You really won't miss the meat at all in this filling bowl of super-tender aubergines in a rich sticky sauce.
Ingredients
Equipment: Saucepan
Serves: 4
- 2 large aubergines, sliced into fingers about 2cm (¾ in) thick
- 2 garlic cloves, crushed
- 2 Thai red chillies, deseeded and finely chopped
- 100ml (½ cup) reduced salt soy sauce
- 1 tbsp brown sugar
- 1 tbsp fish sauce
- 1 tbsp olive oil
- 300g (10oz) jasmine rice
- juice of 1 lime
- handful of small young mint leaves
- 2 tbsp roasted peanuts
Method
- Put the aubergines into a dish. Use a fork to blend the garlic, chillies, soy sauce, sugar, fish sauce and half the oil together in a small bowl until smooth.

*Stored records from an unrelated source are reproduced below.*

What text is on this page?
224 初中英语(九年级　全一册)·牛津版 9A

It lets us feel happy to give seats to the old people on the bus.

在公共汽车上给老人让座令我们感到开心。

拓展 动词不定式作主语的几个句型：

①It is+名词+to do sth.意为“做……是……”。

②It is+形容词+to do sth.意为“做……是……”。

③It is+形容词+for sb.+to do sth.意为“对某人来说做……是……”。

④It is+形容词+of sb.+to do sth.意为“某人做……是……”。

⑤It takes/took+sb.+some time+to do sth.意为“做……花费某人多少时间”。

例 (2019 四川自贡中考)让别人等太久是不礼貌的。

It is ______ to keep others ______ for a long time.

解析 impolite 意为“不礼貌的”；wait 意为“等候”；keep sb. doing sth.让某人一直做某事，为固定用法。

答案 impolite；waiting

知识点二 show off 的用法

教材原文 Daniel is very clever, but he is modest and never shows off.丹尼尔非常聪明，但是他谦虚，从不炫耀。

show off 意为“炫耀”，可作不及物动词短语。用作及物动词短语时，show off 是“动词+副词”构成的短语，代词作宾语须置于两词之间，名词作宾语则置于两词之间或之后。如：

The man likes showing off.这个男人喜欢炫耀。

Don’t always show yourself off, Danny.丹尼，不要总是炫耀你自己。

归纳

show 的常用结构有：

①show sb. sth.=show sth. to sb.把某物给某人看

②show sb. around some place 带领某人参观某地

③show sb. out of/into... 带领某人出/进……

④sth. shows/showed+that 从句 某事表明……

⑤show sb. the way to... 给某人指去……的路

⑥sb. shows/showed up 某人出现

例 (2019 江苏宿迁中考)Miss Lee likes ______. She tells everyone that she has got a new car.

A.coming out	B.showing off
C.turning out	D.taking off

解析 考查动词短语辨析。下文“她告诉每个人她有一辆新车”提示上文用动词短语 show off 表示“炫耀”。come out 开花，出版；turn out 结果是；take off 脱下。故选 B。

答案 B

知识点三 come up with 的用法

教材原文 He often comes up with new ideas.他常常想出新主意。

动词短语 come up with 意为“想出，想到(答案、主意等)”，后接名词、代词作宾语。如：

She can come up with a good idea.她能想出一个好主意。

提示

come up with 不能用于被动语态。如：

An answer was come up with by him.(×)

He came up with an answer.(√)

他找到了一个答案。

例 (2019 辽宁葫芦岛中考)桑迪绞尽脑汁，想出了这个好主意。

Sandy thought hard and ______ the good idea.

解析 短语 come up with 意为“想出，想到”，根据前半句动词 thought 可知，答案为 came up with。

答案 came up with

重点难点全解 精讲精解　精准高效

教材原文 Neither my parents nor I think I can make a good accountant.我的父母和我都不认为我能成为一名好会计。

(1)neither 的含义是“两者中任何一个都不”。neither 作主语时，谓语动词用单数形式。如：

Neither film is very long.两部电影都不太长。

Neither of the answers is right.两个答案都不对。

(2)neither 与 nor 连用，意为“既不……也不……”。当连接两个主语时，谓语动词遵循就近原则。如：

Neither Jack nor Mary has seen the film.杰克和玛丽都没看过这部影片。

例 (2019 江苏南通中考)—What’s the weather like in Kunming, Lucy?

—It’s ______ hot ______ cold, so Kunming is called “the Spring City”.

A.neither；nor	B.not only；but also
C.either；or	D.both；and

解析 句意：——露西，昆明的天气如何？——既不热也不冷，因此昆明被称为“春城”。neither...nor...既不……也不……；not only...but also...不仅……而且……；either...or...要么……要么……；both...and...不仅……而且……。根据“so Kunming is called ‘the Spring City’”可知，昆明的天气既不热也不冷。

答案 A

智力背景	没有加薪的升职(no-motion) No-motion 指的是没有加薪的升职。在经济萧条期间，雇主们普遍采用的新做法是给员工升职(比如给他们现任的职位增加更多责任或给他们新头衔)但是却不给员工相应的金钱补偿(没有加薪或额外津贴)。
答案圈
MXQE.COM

- Pour this over the aubergine fingers to coat them and leave to marinate (if you have the time) for at least 10 minutes.
- Cook the rice according to the packet instructions.
- Heat the remaining oil in a large non-stick frying pan. Remove the aubergine fingers from the marinade and slowly fry for 10 minutes over a medium heat until very tender and browned.
- Add the rest of marinade to the pan and cook until sticky. Add the lime juice to taste.
- Spoon the rice into bowls and top with the sticky aubergine. Scatter with the mint leaves and peanuts and serve.